GOP Rep. Dave Brat, a member of the Freedom Caucus, referred to the 2015 repeal legislation as "the only politically expedient piece to push."
"If you add anything to it, the Senate probably flies away," Brat said.
"Let's just call it a hunch," said GOP Rep. Trent Franks added.
One GOP source familiar with the vote told CNN: "There's no reason we shouldn't be able to pass this ASAP -- there's also no reason we should send anything less to President Trump's desk than we did Obama's. No need to reinvent the wheel."
But since President Donald Trump's inauguration, many congressional Republicans have asked party leaders to slow down the repeal efforts to ensure that a consensus is reached on an Obamacare alternative. Top Republicans are still weeks away from completing a repeal legislation, which now aims to include various replacement measures.
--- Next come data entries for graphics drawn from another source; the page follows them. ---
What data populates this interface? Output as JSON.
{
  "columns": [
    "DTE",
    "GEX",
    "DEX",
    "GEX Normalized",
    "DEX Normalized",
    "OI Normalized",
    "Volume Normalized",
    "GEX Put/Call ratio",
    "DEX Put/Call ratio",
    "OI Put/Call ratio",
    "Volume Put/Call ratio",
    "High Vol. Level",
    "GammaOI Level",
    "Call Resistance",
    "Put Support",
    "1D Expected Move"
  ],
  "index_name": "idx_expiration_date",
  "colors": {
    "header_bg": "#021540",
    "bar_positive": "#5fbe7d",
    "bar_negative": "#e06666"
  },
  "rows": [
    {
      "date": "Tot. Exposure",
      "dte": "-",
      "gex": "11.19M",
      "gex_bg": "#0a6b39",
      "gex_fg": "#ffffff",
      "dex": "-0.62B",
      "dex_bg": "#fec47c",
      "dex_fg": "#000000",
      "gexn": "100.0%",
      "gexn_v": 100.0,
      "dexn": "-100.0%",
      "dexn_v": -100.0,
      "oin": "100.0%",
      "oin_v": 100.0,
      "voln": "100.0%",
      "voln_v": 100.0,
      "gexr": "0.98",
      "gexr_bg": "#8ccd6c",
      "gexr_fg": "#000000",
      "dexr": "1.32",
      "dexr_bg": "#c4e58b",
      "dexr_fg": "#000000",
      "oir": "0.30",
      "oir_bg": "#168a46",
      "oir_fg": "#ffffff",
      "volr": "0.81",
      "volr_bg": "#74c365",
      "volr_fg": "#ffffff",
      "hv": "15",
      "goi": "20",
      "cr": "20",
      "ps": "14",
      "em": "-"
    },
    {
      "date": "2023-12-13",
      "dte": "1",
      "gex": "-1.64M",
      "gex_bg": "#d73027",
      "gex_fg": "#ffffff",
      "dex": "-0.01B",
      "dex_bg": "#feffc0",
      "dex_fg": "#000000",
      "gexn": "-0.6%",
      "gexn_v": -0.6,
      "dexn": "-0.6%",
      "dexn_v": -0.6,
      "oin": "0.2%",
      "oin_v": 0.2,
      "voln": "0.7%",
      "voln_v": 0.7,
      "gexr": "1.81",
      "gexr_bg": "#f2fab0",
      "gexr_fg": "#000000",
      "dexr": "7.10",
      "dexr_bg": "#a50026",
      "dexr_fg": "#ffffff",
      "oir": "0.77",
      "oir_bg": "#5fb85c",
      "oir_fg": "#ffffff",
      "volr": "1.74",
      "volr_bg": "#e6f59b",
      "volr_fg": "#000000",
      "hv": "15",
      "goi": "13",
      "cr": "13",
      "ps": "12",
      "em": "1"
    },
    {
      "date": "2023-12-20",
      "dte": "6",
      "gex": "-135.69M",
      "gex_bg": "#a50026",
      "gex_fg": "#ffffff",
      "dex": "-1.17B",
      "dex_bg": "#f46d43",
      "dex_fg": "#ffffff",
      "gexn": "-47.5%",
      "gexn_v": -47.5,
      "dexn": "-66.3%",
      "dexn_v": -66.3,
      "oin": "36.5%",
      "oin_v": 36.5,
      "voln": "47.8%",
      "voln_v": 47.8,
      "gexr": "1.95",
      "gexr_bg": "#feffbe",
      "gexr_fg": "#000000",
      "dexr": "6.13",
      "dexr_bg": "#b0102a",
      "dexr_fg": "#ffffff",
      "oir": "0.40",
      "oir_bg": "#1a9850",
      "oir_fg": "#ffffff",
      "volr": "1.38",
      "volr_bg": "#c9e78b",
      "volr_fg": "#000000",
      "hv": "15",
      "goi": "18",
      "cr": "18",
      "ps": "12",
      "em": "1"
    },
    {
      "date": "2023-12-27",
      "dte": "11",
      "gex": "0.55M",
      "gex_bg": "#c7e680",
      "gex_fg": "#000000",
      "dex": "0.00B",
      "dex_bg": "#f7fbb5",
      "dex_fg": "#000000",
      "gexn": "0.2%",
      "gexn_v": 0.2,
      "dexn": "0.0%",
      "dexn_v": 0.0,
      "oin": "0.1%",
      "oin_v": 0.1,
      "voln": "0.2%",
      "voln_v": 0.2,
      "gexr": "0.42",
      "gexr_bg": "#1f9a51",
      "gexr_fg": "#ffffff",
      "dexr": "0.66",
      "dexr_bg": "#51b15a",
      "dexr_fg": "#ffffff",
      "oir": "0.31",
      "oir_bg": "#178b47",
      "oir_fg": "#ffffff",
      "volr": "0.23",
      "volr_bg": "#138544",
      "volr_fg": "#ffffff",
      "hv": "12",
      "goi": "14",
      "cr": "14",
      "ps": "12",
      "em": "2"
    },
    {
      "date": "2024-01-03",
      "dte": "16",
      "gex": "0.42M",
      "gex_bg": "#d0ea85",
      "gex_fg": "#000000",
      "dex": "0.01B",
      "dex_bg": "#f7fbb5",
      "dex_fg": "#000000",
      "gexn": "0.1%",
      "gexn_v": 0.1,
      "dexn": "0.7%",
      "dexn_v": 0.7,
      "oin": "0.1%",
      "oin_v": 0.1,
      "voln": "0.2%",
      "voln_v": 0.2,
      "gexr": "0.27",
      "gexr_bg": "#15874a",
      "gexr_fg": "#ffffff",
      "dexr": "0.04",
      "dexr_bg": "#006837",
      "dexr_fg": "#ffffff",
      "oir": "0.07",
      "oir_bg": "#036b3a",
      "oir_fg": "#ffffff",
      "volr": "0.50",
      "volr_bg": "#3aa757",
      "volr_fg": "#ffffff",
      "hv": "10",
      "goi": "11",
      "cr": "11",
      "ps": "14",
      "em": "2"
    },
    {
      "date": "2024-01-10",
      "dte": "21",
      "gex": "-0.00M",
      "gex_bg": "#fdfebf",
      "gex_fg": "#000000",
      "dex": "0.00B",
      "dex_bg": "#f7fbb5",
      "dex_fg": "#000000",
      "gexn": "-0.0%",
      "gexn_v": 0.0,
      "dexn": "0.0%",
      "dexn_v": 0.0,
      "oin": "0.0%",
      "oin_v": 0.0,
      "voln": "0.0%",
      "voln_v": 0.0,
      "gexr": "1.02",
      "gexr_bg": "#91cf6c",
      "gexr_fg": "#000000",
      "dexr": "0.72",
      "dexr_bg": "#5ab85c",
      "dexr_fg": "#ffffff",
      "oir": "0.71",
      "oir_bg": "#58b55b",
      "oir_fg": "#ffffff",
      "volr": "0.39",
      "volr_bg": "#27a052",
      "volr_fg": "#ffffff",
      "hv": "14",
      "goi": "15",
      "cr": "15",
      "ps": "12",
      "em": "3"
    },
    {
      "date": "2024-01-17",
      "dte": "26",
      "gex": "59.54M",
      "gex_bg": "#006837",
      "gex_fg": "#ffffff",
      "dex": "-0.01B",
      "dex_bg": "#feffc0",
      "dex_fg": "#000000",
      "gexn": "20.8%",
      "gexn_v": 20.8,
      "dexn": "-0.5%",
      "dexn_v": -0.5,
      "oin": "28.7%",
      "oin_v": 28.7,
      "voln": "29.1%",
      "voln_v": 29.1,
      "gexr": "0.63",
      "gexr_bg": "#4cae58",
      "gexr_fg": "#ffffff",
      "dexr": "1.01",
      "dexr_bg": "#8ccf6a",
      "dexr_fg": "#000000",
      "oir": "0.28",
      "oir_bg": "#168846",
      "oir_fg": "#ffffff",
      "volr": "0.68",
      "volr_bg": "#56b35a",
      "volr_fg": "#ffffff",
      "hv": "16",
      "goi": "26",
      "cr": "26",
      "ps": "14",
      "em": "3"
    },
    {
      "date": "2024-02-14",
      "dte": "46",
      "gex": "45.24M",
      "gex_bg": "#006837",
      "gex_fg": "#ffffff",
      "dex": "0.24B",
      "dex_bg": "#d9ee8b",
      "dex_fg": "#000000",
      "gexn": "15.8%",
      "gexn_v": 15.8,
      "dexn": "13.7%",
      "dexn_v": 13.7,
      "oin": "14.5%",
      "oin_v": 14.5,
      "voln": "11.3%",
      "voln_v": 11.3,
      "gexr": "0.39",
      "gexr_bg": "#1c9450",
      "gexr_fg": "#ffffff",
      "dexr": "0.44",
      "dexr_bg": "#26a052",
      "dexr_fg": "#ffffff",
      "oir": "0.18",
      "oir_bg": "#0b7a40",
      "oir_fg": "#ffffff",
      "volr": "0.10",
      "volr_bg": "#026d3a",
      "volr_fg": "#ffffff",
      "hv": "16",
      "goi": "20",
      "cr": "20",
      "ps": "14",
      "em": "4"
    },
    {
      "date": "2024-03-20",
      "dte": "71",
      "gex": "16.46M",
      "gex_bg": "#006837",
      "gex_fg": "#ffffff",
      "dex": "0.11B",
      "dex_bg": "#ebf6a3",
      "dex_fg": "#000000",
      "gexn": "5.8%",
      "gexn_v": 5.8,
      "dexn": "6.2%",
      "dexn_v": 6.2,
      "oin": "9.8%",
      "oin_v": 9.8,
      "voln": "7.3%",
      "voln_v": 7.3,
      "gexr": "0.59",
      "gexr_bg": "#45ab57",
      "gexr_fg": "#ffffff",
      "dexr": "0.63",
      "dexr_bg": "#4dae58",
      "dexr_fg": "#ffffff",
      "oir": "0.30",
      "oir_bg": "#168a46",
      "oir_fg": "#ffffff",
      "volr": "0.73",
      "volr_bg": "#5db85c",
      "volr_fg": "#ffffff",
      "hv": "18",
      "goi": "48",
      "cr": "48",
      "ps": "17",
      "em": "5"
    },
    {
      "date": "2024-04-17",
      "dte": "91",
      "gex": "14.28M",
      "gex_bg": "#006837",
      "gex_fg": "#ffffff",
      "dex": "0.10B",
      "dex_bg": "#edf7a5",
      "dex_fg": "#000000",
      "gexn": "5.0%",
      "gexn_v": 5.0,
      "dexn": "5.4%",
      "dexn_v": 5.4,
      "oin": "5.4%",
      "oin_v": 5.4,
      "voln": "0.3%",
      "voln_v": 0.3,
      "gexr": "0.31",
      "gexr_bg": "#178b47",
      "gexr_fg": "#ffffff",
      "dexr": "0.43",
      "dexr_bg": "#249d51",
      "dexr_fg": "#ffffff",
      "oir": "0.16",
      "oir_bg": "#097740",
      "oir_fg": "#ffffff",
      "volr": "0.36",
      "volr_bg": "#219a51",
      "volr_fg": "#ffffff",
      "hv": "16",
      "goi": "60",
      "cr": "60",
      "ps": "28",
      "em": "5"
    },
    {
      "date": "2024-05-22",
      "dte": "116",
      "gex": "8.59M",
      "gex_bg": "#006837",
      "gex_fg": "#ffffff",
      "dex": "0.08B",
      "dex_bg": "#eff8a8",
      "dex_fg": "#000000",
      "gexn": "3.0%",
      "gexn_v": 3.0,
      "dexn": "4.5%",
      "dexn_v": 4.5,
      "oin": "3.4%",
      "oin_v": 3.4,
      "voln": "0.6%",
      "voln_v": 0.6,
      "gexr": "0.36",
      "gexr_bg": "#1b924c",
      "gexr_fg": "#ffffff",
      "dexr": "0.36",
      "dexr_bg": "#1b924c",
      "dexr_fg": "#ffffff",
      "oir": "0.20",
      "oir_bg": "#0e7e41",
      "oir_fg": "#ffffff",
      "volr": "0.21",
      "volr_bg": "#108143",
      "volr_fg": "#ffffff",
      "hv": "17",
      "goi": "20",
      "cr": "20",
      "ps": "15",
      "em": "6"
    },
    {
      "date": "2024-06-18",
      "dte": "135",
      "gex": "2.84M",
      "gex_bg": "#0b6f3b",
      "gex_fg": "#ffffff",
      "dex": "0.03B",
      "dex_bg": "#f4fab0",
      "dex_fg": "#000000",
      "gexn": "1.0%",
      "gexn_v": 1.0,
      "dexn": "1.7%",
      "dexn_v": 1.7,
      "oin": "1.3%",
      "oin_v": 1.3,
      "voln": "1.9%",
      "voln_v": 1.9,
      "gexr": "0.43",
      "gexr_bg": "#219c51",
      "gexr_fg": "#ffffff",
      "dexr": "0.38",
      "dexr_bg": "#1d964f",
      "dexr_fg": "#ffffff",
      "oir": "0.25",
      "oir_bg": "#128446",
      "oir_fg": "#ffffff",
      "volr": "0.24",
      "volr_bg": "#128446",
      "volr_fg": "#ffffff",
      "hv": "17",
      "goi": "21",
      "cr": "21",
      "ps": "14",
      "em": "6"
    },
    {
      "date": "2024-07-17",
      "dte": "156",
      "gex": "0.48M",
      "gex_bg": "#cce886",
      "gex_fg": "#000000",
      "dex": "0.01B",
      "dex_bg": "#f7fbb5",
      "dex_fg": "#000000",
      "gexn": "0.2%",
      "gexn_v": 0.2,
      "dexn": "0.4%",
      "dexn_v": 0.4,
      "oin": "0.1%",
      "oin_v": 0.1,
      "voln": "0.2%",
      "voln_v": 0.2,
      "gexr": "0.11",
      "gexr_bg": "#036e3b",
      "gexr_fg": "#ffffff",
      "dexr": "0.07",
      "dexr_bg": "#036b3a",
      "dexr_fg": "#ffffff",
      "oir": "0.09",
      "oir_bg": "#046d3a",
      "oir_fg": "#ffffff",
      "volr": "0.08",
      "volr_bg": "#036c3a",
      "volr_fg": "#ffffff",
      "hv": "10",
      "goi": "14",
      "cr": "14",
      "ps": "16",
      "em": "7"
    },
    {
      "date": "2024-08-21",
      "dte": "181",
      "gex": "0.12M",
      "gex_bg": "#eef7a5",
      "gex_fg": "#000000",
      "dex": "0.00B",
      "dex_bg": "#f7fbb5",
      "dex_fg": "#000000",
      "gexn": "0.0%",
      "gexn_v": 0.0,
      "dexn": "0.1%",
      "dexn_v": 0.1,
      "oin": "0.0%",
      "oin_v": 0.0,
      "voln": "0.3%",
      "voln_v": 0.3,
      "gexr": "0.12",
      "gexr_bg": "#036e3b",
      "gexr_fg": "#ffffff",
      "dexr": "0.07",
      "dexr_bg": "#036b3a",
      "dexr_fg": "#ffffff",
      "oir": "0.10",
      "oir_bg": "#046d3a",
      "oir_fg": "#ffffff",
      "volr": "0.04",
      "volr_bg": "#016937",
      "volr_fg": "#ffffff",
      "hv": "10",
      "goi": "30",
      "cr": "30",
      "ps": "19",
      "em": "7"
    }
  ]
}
Republicans have previously used the budget reconciliation process to repeal major portions of Obamacare (in 2015, it was vetoed by President Barack Obama).
Conservative House Republicans have become more vocal in recent days in pressing GOP leaders to move that same 2015 repeal bill rather than taking more time to craft a new version.
"For goodness sake, we should be able to put something on President Trump's desk that's at least as good as what we put on President Obama's desk. Not something watered down," Rep. Jim Jordan, R-Ohio, told CNN
in a recent interview. "Let's repeal it. Let's do what the voters sent us here to do."
In a meeting Tuesday morning, House leaders announced to colleagues that there will be an all-conference policy planning meeting on Thursday to continue the repeal and replace discussions, according to source in the room. At the Tuesday gathering, Walden, along with Rep. Kevin Brady, the chairman of the House Ways and Means Committee, presented on replacement plans, and plan to get into more of the details on Thursday, that source added.